Application about Efficiency
For NAS application about efficiency, we introduce three of our work:
DSA is a differentiable pruning method targeting certain resource budget.
BBSSP is a very simple search space tuning method that decide a compact search space for a given hardware accelerator.
Gibbon is a co-exploration method that conducts cross-layer co-exploration for the NN architecture, bitwidths, and hardware configurations for PIM-based NN accelerator.
Research List
Budgeted pruning is the problem of pruning under resource constraints. In budgeted pruning, how to distribute the resources across layers (i.e., sparsity allocation) is the key problem. Traditional methods solve it by discretely searching for the layer-wise pruning ratios, which lacks efficiency. In this paper, we propose Differentiable Sparsity Allocation (DSA), an efficient end-to-end budgeted pruning flow. Utilizing a novel differentiable pruning process, DSA finds the layer-wise pruning ratios with gradient-based optimization. It allocates sparsity in continuous space, which is more efficient than methods based on discrete evaluation and search. Furthermore, DSA could work in a pruning-from-scratch manner, whereas traditional budgeted pruning methods are applied to pre-trained models.

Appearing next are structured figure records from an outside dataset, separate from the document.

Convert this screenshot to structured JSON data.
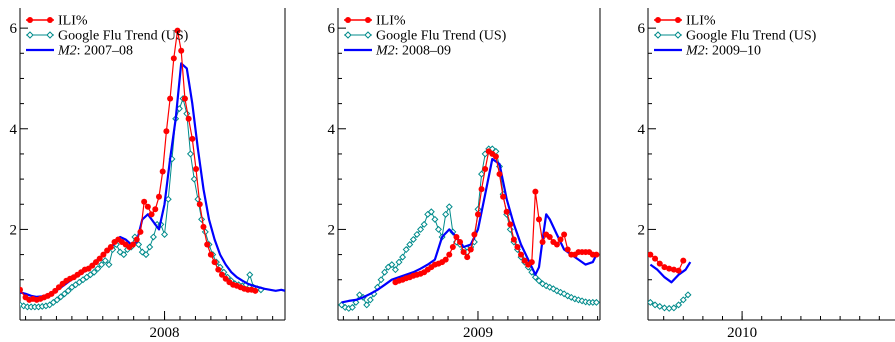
{
  "colors": {
    "ili": "#ff0000",
    "google": "#008b8b",
    "m2": "#0000ff",
    "axis": "#000000"
  },
  "chart_data": [
    {
      "type": "line",
      "xlim": [
        2007.22,
        2008.65
      ],
      "ylim": [
        0.2,
        6.4
      ],
      "ytick_labels": [
        "2",
        "4",
        "6"
      ],
      "ytick_values": [
        2,
        4,
        6
      ],
      "xtick_labels": [
        "2008"
      ],
      "xtick_values": [
        2008
      ],
      "legend": {
        "placement": "top-left",
        "entries": [
          "ILI%",
          "Google Flu Trend (US)"
        ],
        "model_italic": "M2",
        "model_suffix": ": 2007–08"
      },
      "series": [
        {
          "name": "ILI%",
          "style": "red-dots",
          "x": [
            2007.22,
            2007.25,
            2007.27,
            2007.29,
            2007.31,
            2007.33,
            2007.35,
            2007.37,
            2007.39,
            2007.41,
            2007.43,
            2007.45,
            2007.47,
            2007.49,
            2007.51,
            2007.53,
            2007.55,
            2007.57,
            2007.59,
            2007.61,
            2007.63,
            2007.65,
            2007.67,
            2007.69,
            2007.71,
            2007.73,
            2007.75,
            2007.77,
            2007.79,
            2007.81,
            2007.83,
            2007.85,
            2007.87,
            2007.89,
            2007.91,
            2007.93,
            2007.95,
            2007.97,
            2007.99,
            2008.01,
            2008.03,
            2008.05,
            2008.07,
            2008.09,
            2008.11,
            2008.13,
            2008.15,
            2008.17,
            2008.19,
            2008.21,
            2008.23,
            2008.25,
            2008.27,
            2008.29,
            2008.31,
            2008.33,
            2008.35,
            2008.37,
            2008.39,
            2008.41,
            2008.43,
            2008.45,
            2008.47,
            2008.49
          ],
          "y": [
            0.8,
            0.65,
            0.6,
            0.62,
            0.6,
            0.62,
            0.65,
            0.68,
            0.72,
            0.78,
            0.85,
            0.92,
            0.98,
            1.02,
            1.05,
            1.1,
            1.15,
            1.2,
            1.22,
            1.28,
            1.35,
            1.42,
            1.5,
            1.58,
            1.65,
            1.75,
            1.8,
            1.75,
            1.7,
            1.65,
            1.7,
            1.8,
            1.95,
            2.55,
            2.45,
            2.3,
            2.4,
            2.65,
            3.15,
            3.95,
            4.6,
            5.4,
            5.95,
            5.55,
            4.6,
            4.2,
            3.8,
            3.2,
            2.5,
            2.05,
            1.7,
            1.5,
            1.35,
            1.2,
            1.1,
            1.02,
            0.95,
            0.9,
            0.88,
            0.85,
            0.82,
            0.8,
            0.8,
            0.78
          ]
        },
        {
          "name": "Google Flu Trend (US)",
          "style": "teal-diamonds",
          "x": [
            2007.22,
            2007.24,
            2007.26,
            2007.28,
            2007.3,
            2007.32,
            2007.34,
            2007.36,
            2007.38,
            2007.4,
            2007.42,
            2007.44,
            2007.46,
            2007.48,
            2007.5,
            2007.52,
            2007.54,
            2007.56,
            2007.58,
            2007.6,
            2007.62,
            2007.64,
            2007.66,
            2007.68,
            2007.7,
            2007.72,
            2007.74,
            2007.76,
            2007.78,
            2007.8,
            2007.82,
            2007.84,
            2007.86,
            2007.88,
            2007.9,
            2007.92,
            2007.94,
            2007.96,
            2007.98,
            2008.0,
            2008.02,
            2008.04,
            2008.06,
            2008.08,
            2008.1,
            2008.12,
            2008.14,
            2008.16,
            2008.18,
            2008.2,
            2008.22,
            2008.24,
            2008.26,
            2008.28,
            2008.3,
            2008.32,
            2008.34,
            2008.36,
            2008.38,
            2008.4,
            2008.42,
            2008.44,
            2008.46,
            2008.48,
            2008.5,
            2008.52
          ],
          "y": [
            0.5,
            0.48,
            0.46,
            0.46,
            0.46,
            0.46,
            0.47,
            0.48,
            0.5,
            0.55,
            0.6,
            0.66,
            0.72,
            0.78,
            0.85,
            0.9,
            0.95,
            1.0,
            1.05,
            1.1,
            1.15,
            1.22,
            1.3,
            1.38,
            1.3,
            1.6,
            1.7,
            1.55,
            1.5,
            1.6,
            1.65,
            1.85,
            1.7,
            1.55,
            1.5,
            1.65,
            1.85,
            2.1,
            2.1,
            1.9,
            2.6,
            3.4,
            4.2,
            4.4,
            4.6,
            4.3,
            3.5,
            3.0,
            2.6,
            2.2,
            1.95,
            1.7,
            1.5,
            1.35,
            1.25,
            1.15,
            1.05,
            0.98,
            0.92,
            0.9,
            0.88,
            0.9,
            1.1,
            0.85,
            0.82,
            0.8
          ]
        },
        {
          "name": "M2: 2007–08",
          "style": "blue-line",
          "x": [
            2007.22,
            2007.25,
            2007.28,
            2007.31,
            2007.34,
            2007.37,
            2007.4,
            2007.43,
            2007.46,
            2007.49,
            2007.52,
            2007.55,
            2007.58,
            2007.61,
            2007.64,
            2007.67,
            2007.7,
            2007.73,
            2007.76,
            2007.79,
            2007.82,
            2007.85,
            2007.88,
            2007.91,
            2007.94,
            2007.97,
            2008.0,
            2008.03,
            2008.06,
            2008.09,
            2008.12,
            2008.15,
            2008.18,
            2008.21,
            2008.24,
            2008.27,
            2008.3,
            2008.33,
            2008.36,
            2008.39,
            2008.42,
            2008.45,
            2008.48,
            2008.51,
            2008.54,
            2008.57,
            2008.6,
            2008.63,
            2008.65
          ],
          "y": [
            0.75,
            0.72,
            0.68,
            0.66,
            0.67,
            0.7,
            0.75,
            0.82,
            0.9,
            0.98,
            1.05,
            1.12,
            1.2,
            1.3,
            1.4,
            1.5,
            1.6,
            1.72,
            1.85,
            1.8,
            1.7,
            1.75,
            2.2,
            2.3,
            2.15,
            2.0,
            2.5,
            3.4,
            4.2,
            5.3,
            5.2,
            4.5,
            3.6,
            2.8,
            2.2,
            1.8,
            1.5,
            1.3,
            1.15,
            1.05,
            0.98,
            0.92,
            0.88,
            0.85,
            0.82,
            0.8,
            0.78,
            0.8,
            0.78
          ]
        }
      ]
    },
    {
      "type": "line",
      "xlim": [
        2008.22,
        2009.68
      ],
      "ylim": [
        0.2,
        6.4
      ],
      "ytick_labels": [
        "2",
        "4",
        "6"
      ],
      "ytick_values": [
        2,
        4,
        6
      ],
      "xtick_labels": [
        "2009"
      ],
      "xtick_values": [
        2009
      ],
      "legend": {
        "placement": "top-left",
        "entries": [
          "ILI%",
          "Google Flu Trend (US)"
        ],
        "model_italic": "M2",
        "model_suffix": ": 2008–09"
      },
      "series": [
        {
          "name": "ILI%",
          "style": "red-dots",
          "x": [
            2008.54,
            2008.56,
            2008.58,
            2008.6,
            2008.62,
            2008.64,
            2008.66,
            2008.68,
            2008.7,
            2008.72,
            2008.74,
            2008.76,
            2008.78,
            2008.8,
            2008.82,
            2008.84,
            2008.86,
            2008.88,
            2008.9,
            2008.92,
            2008.94,
            2008.96,
            2008.98,
            2009.0,
            2009.02,
            2009.04,
            2009.06,
            2009.08,
            2009.1,
            2009.12,
            2009.14,
            2009.16,
            2009.18,
            2009.2,
            2009.22,
            2009.24,
            2009.26,
            2009.28,
            2009.3,
            2009.32,
            2009.34,
            2009.36,
            2009.38,
            2009.4,
            2009.42,
            2009.44,
            2009.46,
            2009.48,
            2009.5,
            2009.52,
            2009.54,
            2009.56,
            2009.58,
            2009.6,
            2009.62,
            2009.64,
            2009.66
          ],
          "y": [
            0.95,
            0.98,
            1.0,
            1.03,
            1.05,
            1.08,
            1.1,
            1.12,
            1.15,
            1.2,
            1.25,
            1.3,
            1.32,
            1.35,
            1.4,
            1.5,
            1.65,
            1.85,
            1.75,
            1.55,
            1.45,
            1.6,
            1.9,
            2.3,
            2.8,
            3.2,
            3.55,
            3.5,
            3.45,
            3.1,
            2.65,
            2.35,
            2.1,
            1.8,
            1.65,
            1.5,
            1.38,
            1.3,
            1.35,
            2.75,
            2.2,
            1.75,
            1.9,
            1.85,
            1.75,
            1.7,
            1.8,
            1.9,
            1.6,
            1.5,
            1.5,
            1.55,
            1.55,
            1.55,
            1.55,
            1.5,
            1.5
          ]
        },
        {
          "name": "Google Flu Trend (US)",
          "style": "teal-diamonds",
          "x": [
            2008.24,
            2008.26,
            2008.28,
            2008.3,
            2008.32,
            2008.34,
            2008.36,
            2008.38,
            2008.4,
            2008.42,
            2008.44,
            2008.46,
            2008.48,
            2008.5,
            2008.52,
            2008.54,
            2008.56,
            2008.58,
            2008.6,
            2008.62,
            2008.64,
            2008.66,
            2008.68,
            2008.7,
            2008.72,
            2008.74,
            2008.76,
            2008.78,
            2008.8,
            2008.82,
            2008.84,
            2008.86,
            2008.88,
            2008.9,
            2008.92,
            2008.94,
            2008.96,
            2008.98,
            2009.0,
            2009.02,
            2009.04,
            2009.06,
            2009.08,
            2009.1,
            2009.12,
            2009.14,
            2009.16,
            2009.18,
            2009.2,
            2009.22,
            2009.24,
            2009.26,
            2009.28,
            2009.3,
            2009.32,
            2009.34,
            2009.36,
            2009.38,
            2009.4,
            2009.42,
            2009.44,
            2009.46,
            2009.48,
            2009.5,
            2009.52,
            2009.54,
            2009.56,
            2009.58,
            2009.6,
            2009.62,
            2009.64,
            2009.66
          ],
          "y": [
            0.5,
            0.45,
            0.43,
            0.45,
            0.55,
            0.7,
            0.65,
            0.5,
            0.6,
            0.72,
            0.85,
            1.0,
            1.15,
            1.25,
            1.3,
            1.2,
            1.35,
            1.45,
            1.6,
            1.7,
            1.8,
            1.9,
            2.0,
            2.1,
            2.3,
            2.35,
            2.2,
            2.0,
            1.85,
            2.3,
            2.45,
            1.95,
            1.75,
            1.7,
            1.6,
            1.55,
            1.65,
            1.75,
            2.4,
            3.1,
            3.5,
            3.6,
            3.6,
            3.55,
            3.25,
            2.7,
            2.3,
            2.0,
            1.75,
            1.6,
            1.45,
            1.35,
            1.25,
            1.15,
            1.05,
            0.98,
            0.92,
            0.88,
            0.85,
            0.82,
            0.78,
            0.75,
            0.72,
            0.68,
            0.65,
            0.62,
            0.6,
            0.58,
            0.56,
            0.55,
            0.55,
            0.55
          ]
        },
        {
          "name": "M2: 2008–09",
          "style": "blue-line",
          "x": [
            2008.24,
            2008.28,
            2008.32,
            2008.36,
            2008.4,
            2008.44,
            2008.48,
            2008.52,
            2008.56,
            2008.6,
            2008.64,
            2008.68,
            2008.72,
            2008.76,
            2008.8,
            2008.84,
            2008.88,
            2008.92,
            2008.96,
            2009.0,
            2009.04,
            2009.08,
            2009.12,
            2009.16,
            2009.2,
            2009.24,
            2009.28,
            2009.32,
            2009.34,
            2009.36,
            2009.38,
            2009.4,
            2009.44,
            2009.48,
            2009.52,
            2009.56,
            2009.6,
            2009.64,
            2009.66
          ],
          "y": [
            0.55,
            0.58,
            0.6,
            0.65,
            0.72,
            0.8,
            0.9,
            1.0,
            1.05,
            1.1,
            1.15,
            1.22,
            1.3,
            1.4,
            1.85,
            2.0,
            1.85,
            1.65,
            1.7,
            2.0,
            2.7,
            3.4,
            3.3,
            2.6,
            2.1,
            1.7,
            1.4,
            1.1,
            1.25,
            1.8,
            2.3,
            2.2,
            1.9,
            1.6,
            1.5,
            1.4,
            1.3,
            1.35,
            1.5
          ]
        }
      ]
    },
    {
      "type": "line",
      "xlim": [
        2009.6,
        2010.65
      ],
      "ylim": [
        0.2,
        6.4
      ],
      "ytick_labels": [
        "2",
        "4",
        "6"
      ],
      "ytick_values": [
        2,
        4,
        6
      ],
      "xtick_labels": [
        "2010"
      ],
      "xtick_values": [
        2010
      ],
      "legend": {
        "placement": "top-left",
        "entries": [
          "ILI%",
          "Google Flu Trend (US)"
        ],
        "model_italic": "M2",
        "model_suffix": ": 2009–10"
      },
      "series": [
        {
          "name": "ILI%",
          "style": "red-dots",
          "x": [
            2009.61,
            2009.63,
            2009.65,
            2009.67,
            2009.69,
            2009.71,
            2009.73,
            2009.75
          ],
          "y": [
            1.5,
            1.42,
            1.32,
            1.25,
            1.22,
            1.2,
            1.18,
            1.38
          ]
        },
        {
          "name": "Google Flu Trend (US)",
          "style": "teal-diamonds",
          "x": [
            2009.61,
            2009.63,
            2009.65,
            2009.67,
            2009.69,
            2009.71,
            2009.73,
            2009.75,
            2009.77
          ],
          "y": [
            0.55,
            0.5,
            0.47,
            0.44,
            0.43,
            0.44,
            0.5,
            0.6,
            0.7
          ]
        },
        {
          "name": "M2: 2009–10",
          "style": "blue-line",
          "x": [
            2009.61,
            2009.64,
            2009.67,
            2009.7,
            2009.73,
            2009.76,
            2009.78
          ],
          "y": [
            1.3,
            1.2,
            1.05,
            0.95,
            1.1,
            1.2,
            1.35
          ]
        }
      ]
    }
  ]
}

NAS is a promising approach to discover good neural network architectures for given applications. Among the three basic components in a NAS system (search space, search strategy, and evaluation), prior work mainly focused on the development of different search strategies and evaluation methods. As most of the previous hardwareaware search space designs aimed at CPUs and GPUs, it still remains a challenge to design a suitable search space for Deep Neural Network (DNN) accelerators. Besides, the architectures and compilers of DNN accelerators vary greatly, so it is quite difficult to get a unified and accurate evaluation of the latency of DNN across different platforms. To address these issues, we propose a black box profiling-based search space tuning method and further improve the latency evaluation by introducing a layer adaptive latency correction method. Used as the first stage in our general accelerator-aware NAS pipeline, our proposed methods could provide a smaller and dynamic search space with a controllable trade-off between accuracy and latency for DNN accelerators.

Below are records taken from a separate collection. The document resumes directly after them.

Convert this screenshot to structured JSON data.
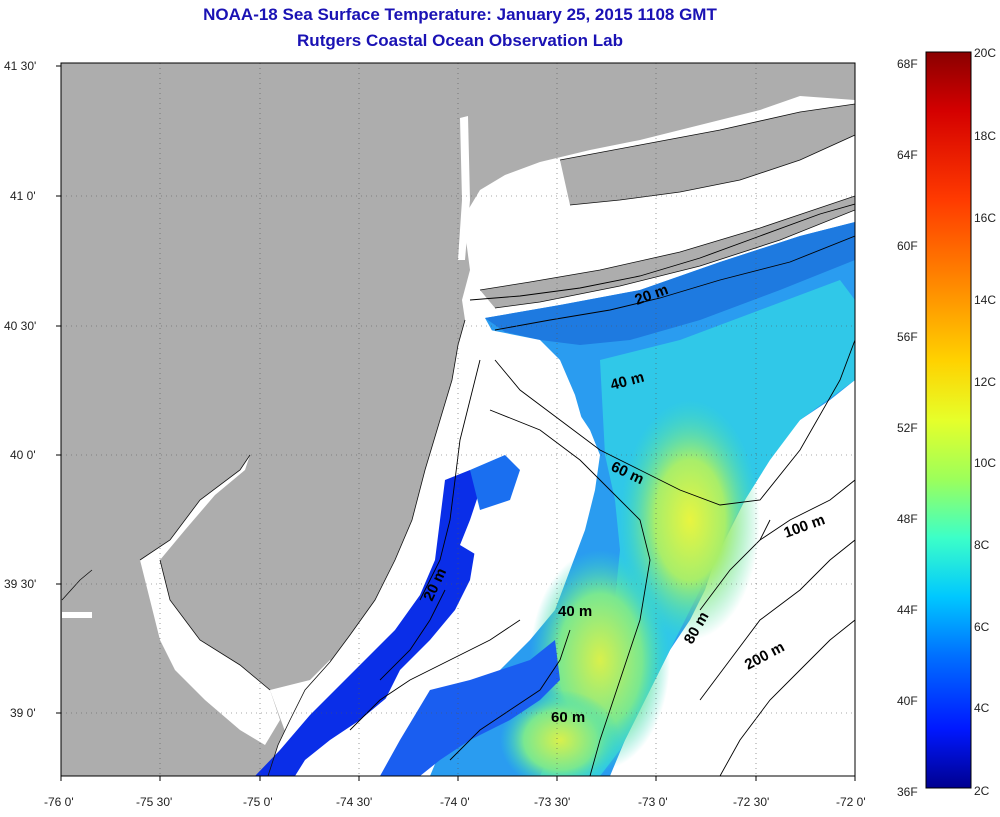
{
  "title": {
    "line1": "NOAA-18 Sea Surface Temperature:  January 25, 2015 1108 GMT",
    "line2": "Rutgers Coastal Ocean Observation Lab"
  },
  "axes": {
    "lat_labels": [
      "41 30'",
      "41 0'",
      "40 30'",
      "40 0'",
      "39 30'",
      "39 0'"
    ],
    "lon_labels": [
      "-76 0'",
      "-75 30'",
      "-75 0'",
      "-74 30'",
      "-74 0'",
      "-73 30'",
      "-73 0'",
      "-72 30'",
      "-72 0'"
    ]
  },
  "contour_labels": [
    "20 m",
    "40 m",
    "60 m",
    "100 m",
    "20 m",
    "40 m",
    "80 m",
    "200 m",
    "60 m"
  ],
  "colorbar": {
    "fahrenheit": [
      "68F",
      "64F",
      "60F",
      "56F",
      "52F",
      "48F",
      "44F",
      "40F",
      "36F"
    ],
    "celsius": [
      "20C",
      "18C",
      "16C",
      "14C",
      "12C",
      "10C",
      "8C",
      "6C",
      "4C",
      "2C"
    ],
    "colors": [
      "#8a0000",
      "#d40000",
      "#ff3a00",
      "#ff8c00",
      "#ffd200",
      "#e6ff2a",
      "#9dff5a",
      "#3cffc8",
      "#00c8ff",
      "#0070ff",
      "#0018ff",
      "#00008f"
    ]
  },
  "colors": {
    "land": "#adadad",
    "no_data": "#ffffff",
    "title": "#1a12b4"
  }
}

The memristor-based Processing-In-Memory (PIM) architectures have shown great potential to boost the computing energy efficiency of Neural Networks (NNs). To ensure high accuracy and energy efficiency, it is important to co-design the NN model and PIM architecture. However, on the one hand, the co-exploration space of NN model and PIM architecture is extremely tremendous, making searching for the optimal results difficult. On the other hand, during the coexploration process, PIM simulators pose a heavy computational burden and runtime overhead for evaluation. To address these problems, in this paper, we propose an efficient co-exploration framework for the NN model and PIM architecture, named Gibbon. In Gibbon, we propose an evolutionary search algorithm with adaptive parameter priority, which focuses on subspace of high priority parameters and alleviates the problem of vast codesign space. Besides, we design a Recurrent Neural Network (RNN) based predictor for accuracy and hardware performances. It substitutes for a large part of the PIM simulator workload and reduces the long simulation time.